Genç adam, ilk bakışta ne kadar tekinsiz gelse de; Roma'daki en sıkıntılı anlarımda sırtımı yaslayabileceğim tek kişi olacaktı. O an anlamıştım, belki ilk kelimesinden, belki de tek kelimesinden.

"Açıp, açmamış olmam neyi değiştirir ki? Neden burada olduğumuza bir anlam yükleyecekse, tekrar soruyorum: Bana anlatacak mısın?"

Süpriz tanışmamızın üzerinden dakikalar bile geçmemişken, yüzündeki anlam veremediğim gülümsemeleri, teker teker dökülmüştü. O mutlu adamın maskesi çoktan düşmüş, ciddilik zırhını giyinmişti.

"Bavulları açtıysan, neden burada olduğumuzu da biliyorsun."

Üzerindeki siyah deri montuna güneşin yakıcı dokunuşları düşüyor, ve montun göz alıcı bir şekilde parıldamasına sebep oluyordu.

Sorduğum soruya, beklediğim cevabı vermemesi; korktuğum şeyden beni biraz da olsun uzaklaştırırken, içimdeki merak ateşini biraz daha harlıyordu.

-Pardon da, bilsem sana sorar mıydım?

Dışarıdaki ilk karşılaşmamızdan beri, gözlerini ve kirpiklerinin gölgesinin düştüğü, buğdaylığın en güzel tonlarını taşıyan yüzünü şu an tüm ışıltısıyla bana çevirmişti.
Ne olduğunu henüz anlayamadığım, ama merhametin her an kıvılcımlanacak olduğu bakışları tüm sertliğiyle üzerime yağarken, dudaklarını hiç aralamaması, benim daha da hırçınlaşmama, sinirlenmeme neden oluyordu.

-Peki, öyle mi? Neden burada olduğumu bilmeye hakkım yoksa, burada beklememi gerektiren de bir durum yoktur.

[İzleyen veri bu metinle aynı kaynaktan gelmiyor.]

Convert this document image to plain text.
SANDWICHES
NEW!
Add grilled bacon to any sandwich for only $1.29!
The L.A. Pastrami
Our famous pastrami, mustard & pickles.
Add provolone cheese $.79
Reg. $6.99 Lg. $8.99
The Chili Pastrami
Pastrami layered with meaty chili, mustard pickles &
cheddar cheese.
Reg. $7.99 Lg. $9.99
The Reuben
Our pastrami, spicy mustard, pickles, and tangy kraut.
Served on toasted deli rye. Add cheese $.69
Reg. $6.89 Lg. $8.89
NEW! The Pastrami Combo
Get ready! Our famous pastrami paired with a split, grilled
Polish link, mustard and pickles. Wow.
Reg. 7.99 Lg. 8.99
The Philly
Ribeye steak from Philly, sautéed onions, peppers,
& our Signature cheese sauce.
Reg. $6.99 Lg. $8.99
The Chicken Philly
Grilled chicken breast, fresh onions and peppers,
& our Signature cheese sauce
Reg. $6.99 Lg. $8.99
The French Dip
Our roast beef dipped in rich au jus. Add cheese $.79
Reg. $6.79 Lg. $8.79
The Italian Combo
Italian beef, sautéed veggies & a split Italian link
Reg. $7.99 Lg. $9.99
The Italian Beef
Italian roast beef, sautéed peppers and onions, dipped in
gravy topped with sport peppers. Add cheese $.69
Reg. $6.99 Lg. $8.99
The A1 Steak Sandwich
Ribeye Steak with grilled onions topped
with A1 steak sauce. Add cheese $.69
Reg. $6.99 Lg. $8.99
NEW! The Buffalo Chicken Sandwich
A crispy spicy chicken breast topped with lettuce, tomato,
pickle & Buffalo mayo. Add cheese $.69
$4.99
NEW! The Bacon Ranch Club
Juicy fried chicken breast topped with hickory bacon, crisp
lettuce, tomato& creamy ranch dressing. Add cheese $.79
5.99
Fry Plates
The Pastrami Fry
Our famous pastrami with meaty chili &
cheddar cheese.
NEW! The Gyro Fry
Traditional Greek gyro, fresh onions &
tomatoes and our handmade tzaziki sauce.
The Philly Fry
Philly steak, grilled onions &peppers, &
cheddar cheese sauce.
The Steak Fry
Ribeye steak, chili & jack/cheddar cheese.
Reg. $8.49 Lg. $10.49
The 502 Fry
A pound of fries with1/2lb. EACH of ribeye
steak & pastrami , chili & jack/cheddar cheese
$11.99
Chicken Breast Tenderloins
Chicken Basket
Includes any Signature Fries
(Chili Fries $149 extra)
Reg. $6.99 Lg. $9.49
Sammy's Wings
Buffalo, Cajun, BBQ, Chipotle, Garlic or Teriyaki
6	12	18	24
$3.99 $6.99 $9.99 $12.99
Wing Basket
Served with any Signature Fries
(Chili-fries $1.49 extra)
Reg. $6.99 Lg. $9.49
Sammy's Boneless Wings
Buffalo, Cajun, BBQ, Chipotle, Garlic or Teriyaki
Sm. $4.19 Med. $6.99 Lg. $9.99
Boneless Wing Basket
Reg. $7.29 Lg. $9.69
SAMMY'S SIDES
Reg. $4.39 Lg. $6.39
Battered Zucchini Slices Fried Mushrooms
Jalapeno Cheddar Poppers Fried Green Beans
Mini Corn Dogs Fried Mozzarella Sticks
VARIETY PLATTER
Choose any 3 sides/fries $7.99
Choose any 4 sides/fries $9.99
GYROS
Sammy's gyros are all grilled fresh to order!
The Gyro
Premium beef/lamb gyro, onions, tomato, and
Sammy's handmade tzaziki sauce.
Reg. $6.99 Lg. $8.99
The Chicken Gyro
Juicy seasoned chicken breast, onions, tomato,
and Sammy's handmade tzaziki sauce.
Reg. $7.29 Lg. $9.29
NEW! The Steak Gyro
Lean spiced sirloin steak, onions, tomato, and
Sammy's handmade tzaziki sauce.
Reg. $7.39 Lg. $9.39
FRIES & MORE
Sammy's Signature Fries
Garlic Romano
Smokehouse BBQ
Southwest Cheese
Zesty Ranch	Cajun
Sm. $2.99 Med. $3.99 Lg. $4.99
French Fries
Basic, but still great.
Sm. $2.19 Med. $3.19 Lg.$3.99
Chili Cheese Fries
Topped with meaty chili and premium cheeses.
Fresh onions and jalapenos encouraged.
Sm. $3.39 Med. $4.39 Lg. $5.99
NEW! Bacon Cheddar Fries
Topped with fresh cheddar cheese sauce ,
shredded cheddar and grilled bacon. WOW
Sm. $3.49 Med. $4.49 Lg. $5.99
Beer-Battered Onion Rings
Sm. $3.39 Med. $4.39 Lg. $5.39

Sözlerim son noktasını, aramızdaki gerginliğe koyarken, tüm çevikliğimle kendimi geriye fırlatmıştım. Bavullarımı da kendim gibi sürüklemeye hazırlamış, ilk adımımı tam da atıyorken; genç adamın mermer kadar soğuk ve sert elleri, benim ince ve yüreğim gibi öfke ateşiyle titreyen bileklerime dokunmuştu.

"Dur,bekle."

Tüm dediklerini geri vitese takarken, arkamı döndüğümde; tedirgin gözleriyle etrafı inceleyen ve endişesiyle kolumu sıkmaya devam eden bir adamla karşılaşmıştım bu sefer.
Sabırsız bakışlarım, bileklerime kısa mesafeli bir yolculuk düzenlerken; genç adam da ne yaptığının farkına varmış, uzun parmakları arasında hapsolmuş minik bileklerimi azad etmişti.

-Anlatacağım, ama burada olmaz. Ne yeri ne de zamanı.

Asla ve asla inanmamış olduğumu güçlü soluklarımdan anlamış olmalıydı ki hemen devam etti:

"Roma'ya inelim hemen anlatacağım."
İki nokta arasında mekik dokuyormuşum gibi aldığım sık soluklar, yavaş yavaş kardiyo ritmimle beraber düzene girerken, Gökalp'in gözleri üzerine öfkemle yürüyordum. Dediklerini teyit ettirmek için, kafamı yana eğip, tek kaşımı kaldırdım.

-Söz veriyorum, anlatacağım. Şimdi normalde nasıl davranıyorsan öyle davranmaya devam et.

Sözlerini, etrafına çekingen bakışlar atarak tamamlarken, öfkem daha da güçleniyordu diyaloglarımız büyüdükçe.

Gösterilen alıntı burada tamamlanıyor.